At the present time, the EPA seems satisfied that the construction project uses "the best possible technology" to reduce noise and pollution, Champion said.
Residents of the Mission Hill area, where the plant is being built, will have an opportunity to oppose the construction at the EPA hearings, but Champion said there is currently "not too much" opposition in the neighborhood.
Several years ago, when the plant was first proposed, many residents opposed it.
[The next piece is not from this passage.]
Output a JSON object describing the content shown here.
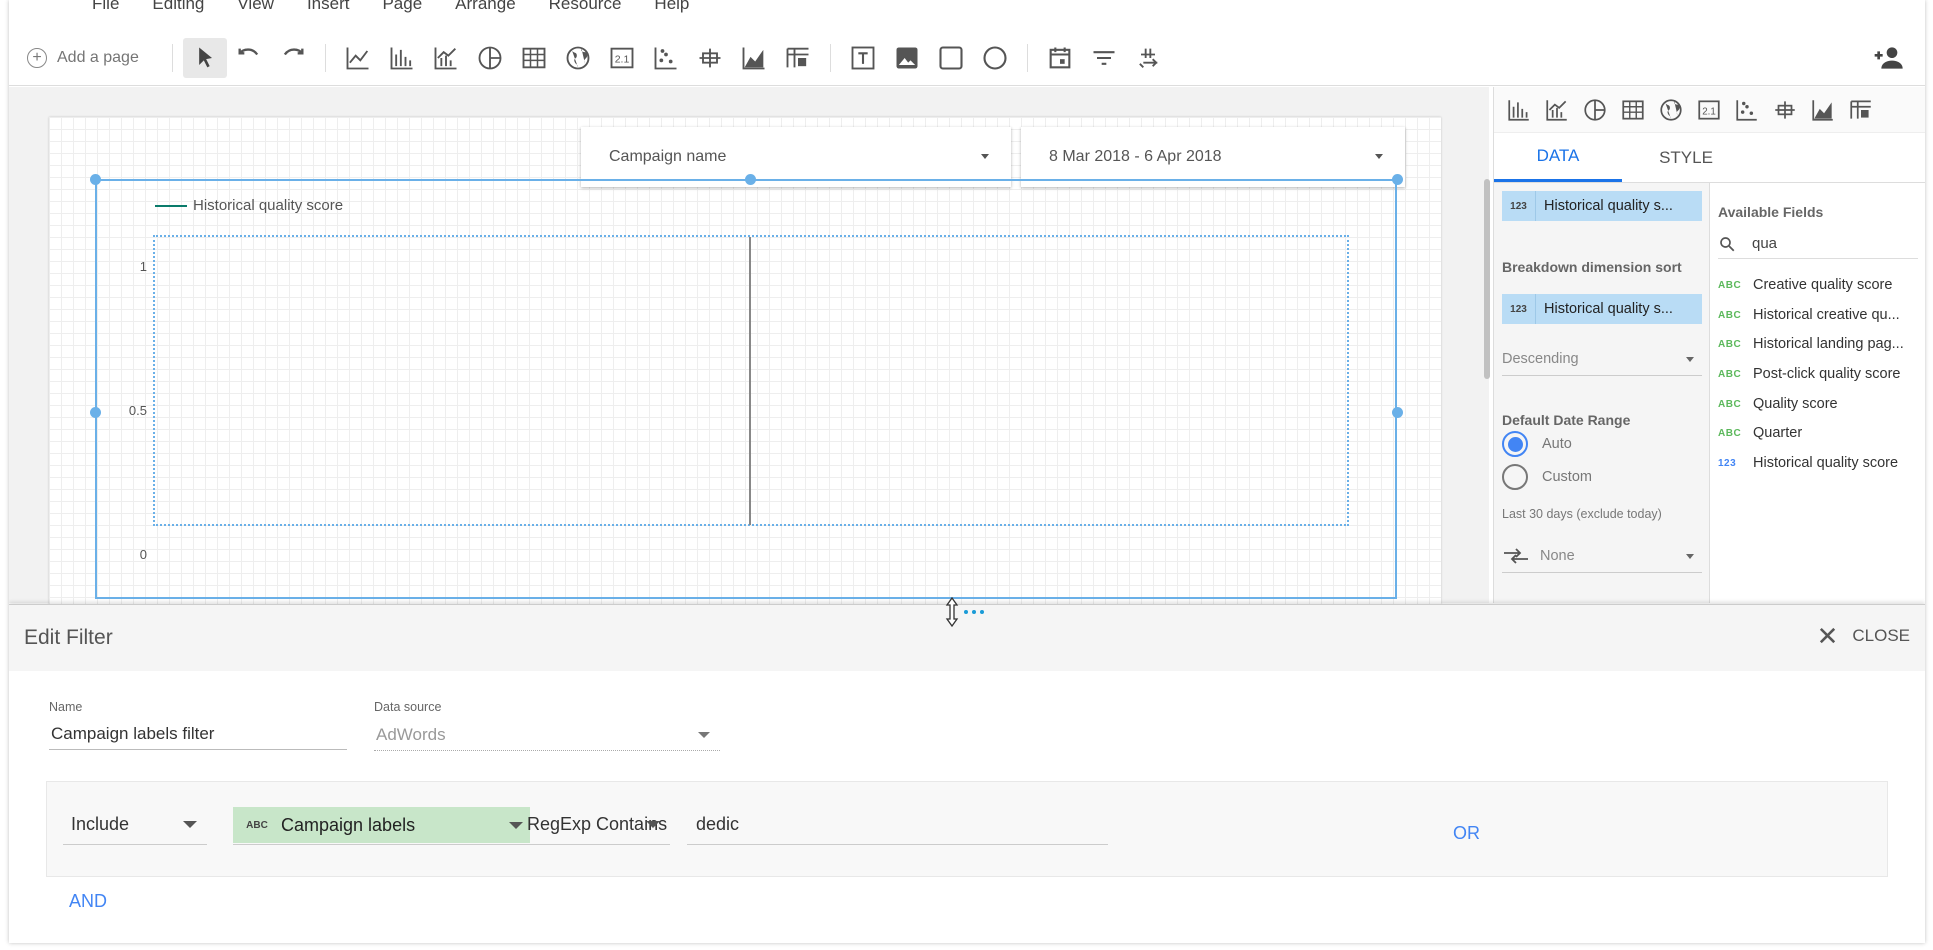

However, subsequent improvements in the plans, combined with Harvard's help in obtaining a $40 million mortgage for a Roxbury Tenants of Harvard housing project in 1975, reduced the conflict.
Daniel Steiner '54, general counsel to the University, said yesterday he foresees no further legal or community problems related to the construction of the facilities.
The Corporation has also approved the creation of a third pooled income fund as an additional part of a University fundraising program which allows contributors to Harvard to receive interest on their gifts, Chase N. Peterson '52, vice president for alumni affairs and development, said yesterday.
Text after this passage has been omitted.